Quant à Andreescu, elle a pris une pause de six mois avant d’effectuer un retour au jeu à Stuttgart le mois dernier, et a accumulé une fiche de sept victoires et trois défaites aux tournois de Stuttgart, Madrid, Rome et au premier tour de Roland-Garros. Elle a vaincu de très bonnes joueuses — Emma Raducanu (12e), Danielle Collins (8e) et Alison Riske (42e) — et s’est bien battue contre Aryna Sabalenka (4e), Jessica Pegula (14e) et Iga Swiatek (1re). Il est évident qu’elle s’améliore progressivement, et une lutte acharnée de plus de deux heures pour venir à bout de la puissante Ysaline Bonaventure, lundi, est peut-être ce dont elle avait besoin pour être fin prête pour affronter Bencic.

Photo: Martin Sidorjak

L’autre Canadienne en action mercredi est Leylah Fernandez, la 17e tête de série. Elle croisera le fer avec la 56e mondiale Katerina Siniakova. La Tchèque est une spécialiste du double et occupe d’ailleurs le premier rang mondial. Elle semble toutefois avoir trouvé une nouvelle vigueur en simple depuis que sa partenaire de longue date, Barbora Krejcikova, a été couronnée championne de Roland-Garros l’an dernier.

Siniakova peut être impétueuse sur le terrain, mais elle a fait prendre de courage en battant Rebecca Marino et Emma Raducanu à l’Open de Miami, en mars. Sa fiche est de dix victoires et sept défaites à la porte d’Auteuil.

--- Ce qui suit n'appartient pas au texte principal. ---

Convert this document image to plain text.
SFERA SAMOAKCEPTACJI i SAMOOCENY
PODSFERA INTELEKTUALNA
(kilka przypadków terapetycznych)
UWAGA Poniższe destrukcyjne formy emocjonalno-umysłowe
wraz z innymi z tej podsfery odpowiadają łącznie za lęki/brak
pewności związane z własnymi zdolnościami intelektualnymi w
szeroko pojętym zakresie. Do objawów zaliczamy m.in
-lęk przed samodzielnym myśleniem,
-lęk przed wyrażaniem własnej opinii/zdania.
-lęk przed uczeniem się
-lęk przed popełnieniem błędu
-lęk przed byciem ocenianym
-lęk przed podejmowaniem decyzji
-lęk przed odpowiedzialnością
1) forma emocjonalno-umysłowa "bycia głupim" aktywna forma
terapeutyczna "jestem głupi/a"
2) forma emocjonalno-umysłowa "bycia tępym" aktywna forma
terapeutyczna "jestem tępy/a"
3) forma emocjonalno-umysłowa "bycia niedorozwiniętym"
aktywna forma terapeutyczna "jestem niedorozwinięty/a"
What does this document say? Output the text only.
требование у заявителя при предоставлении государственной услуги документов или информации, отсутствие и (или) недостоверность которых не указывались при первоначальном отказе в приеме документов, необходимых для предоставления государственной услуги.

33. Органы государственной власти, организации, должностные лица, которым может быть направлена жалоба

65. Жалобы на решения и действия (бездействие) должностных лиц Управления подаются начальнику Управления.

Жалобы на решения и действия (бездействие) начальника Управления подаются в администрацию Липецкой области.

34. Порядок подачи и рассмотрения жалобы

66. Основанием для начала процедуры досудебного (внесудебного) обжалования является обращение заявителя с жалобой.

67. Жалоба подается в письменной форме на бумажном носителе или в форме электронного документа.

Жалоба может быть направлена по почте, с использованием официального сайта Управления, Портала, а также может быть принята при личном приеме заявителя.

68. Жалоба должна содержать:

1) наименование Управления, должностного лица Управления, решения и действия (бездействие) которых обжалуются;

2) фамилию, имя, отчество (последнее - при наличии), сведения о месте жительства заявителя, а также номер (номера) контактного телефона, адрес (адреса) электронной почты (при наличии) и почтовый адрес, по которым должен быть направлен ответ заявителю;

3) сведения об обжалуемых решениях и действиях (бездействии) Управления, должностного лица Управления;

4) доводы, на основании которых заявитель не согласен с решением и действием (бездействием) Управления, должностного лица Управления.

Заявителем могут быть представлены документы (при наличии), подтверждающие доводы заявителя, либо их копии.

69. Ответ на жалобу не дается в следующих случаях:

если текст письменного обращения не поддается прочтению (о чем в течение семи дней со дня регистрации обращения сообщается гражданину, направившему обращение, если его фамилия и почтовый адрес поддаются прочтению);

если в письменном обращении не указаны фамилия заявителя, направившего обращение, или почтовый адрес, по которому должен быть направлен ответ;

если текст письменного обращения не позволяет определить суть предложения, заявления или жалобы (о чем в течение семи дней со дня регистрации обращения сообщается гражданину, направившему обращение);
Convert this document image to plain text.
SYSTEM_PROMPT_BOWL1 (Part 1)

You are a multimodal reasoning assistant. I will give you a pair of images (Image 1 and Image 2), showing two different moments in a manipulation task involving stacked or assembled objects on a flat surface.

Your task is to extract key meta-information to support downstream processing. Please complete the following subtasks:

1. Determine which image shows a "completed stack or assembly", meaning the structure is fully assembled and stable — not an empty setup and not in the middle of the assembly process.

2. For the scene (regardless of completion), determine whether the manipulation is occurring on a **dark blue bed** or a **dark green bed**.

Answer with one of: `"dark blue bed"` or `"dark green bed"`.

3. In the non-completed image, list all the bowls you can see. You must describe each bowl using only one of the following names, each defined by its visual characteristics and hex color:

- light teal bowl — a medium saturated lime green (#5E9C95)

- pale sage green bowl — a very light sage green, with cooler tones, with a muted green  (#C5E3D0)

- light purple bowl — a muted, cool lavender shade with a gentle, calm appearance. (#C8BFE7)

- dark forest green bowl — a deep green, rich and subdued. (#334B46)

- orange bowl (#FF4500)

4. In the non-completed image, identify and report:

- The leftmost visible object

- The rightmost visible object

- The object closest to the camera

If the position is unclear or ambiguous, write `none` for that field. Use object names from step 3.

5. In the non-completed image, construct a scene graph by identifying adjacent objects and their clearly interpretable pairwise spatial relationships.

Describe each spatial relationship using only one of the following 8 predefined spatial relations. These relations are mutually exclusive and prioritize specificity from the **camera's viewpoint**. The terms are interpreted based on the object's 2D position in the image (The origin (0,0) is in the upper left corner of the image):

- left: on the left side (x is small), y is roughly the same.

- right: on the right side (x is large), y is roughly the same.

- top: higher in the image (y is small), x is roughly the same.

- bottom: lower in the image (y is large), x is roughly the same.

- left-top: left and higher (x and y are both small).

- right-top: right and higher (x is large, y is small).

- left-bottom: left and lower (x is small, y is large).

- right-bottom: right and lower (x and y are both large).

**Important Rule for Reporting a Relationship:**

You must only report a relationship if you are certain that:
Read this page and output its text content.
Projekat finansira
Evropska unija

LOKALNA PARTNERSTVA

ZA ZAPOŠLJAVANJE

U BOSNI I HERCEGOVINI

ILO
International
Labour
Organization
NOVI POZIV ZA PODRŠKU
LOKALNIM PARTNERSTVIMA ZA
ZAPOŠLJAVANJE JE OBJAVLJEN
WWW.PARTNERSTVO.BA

Il s’agira d’un premier duel entre Siniakova et Fernandez, qui participe à son troisième tableau principal de Roland-Garros (4-2) depuis son triomphe chez les juniors en 2019.

Photo: Martin Sidorjak

Félix Auger-Aliassime (9e) sera également au programme de mercredi. Trois jours après avoir signé sa première victoire sur la terre battue parisienne, il sera opposé au qualifié Camilo Ugo Carabelli. Il y a un peu plus de trois semaines, l’Argentin de 22 ans a remporté un tournoi Challenger à Buenos Aires, après avoir eu raison du Péruvien Juan Pablo Varillas en demi-finale, le même Varillas qui a donné du fil à retorde à Auger-Aliassime, dimanche.

Ce sera le premier duel entre les deux joueurs.

RIEN N’ÉGALE ROLAND-GARROS ET PARIS

Il y a des panneaux d’affichage à divers endroits sur le site de Roland-Garros, dont celui-ci qui décrit l’origine de la terre battue utilisée sur les courts du tournoi — Pontpoint, dans le département de l’Oise.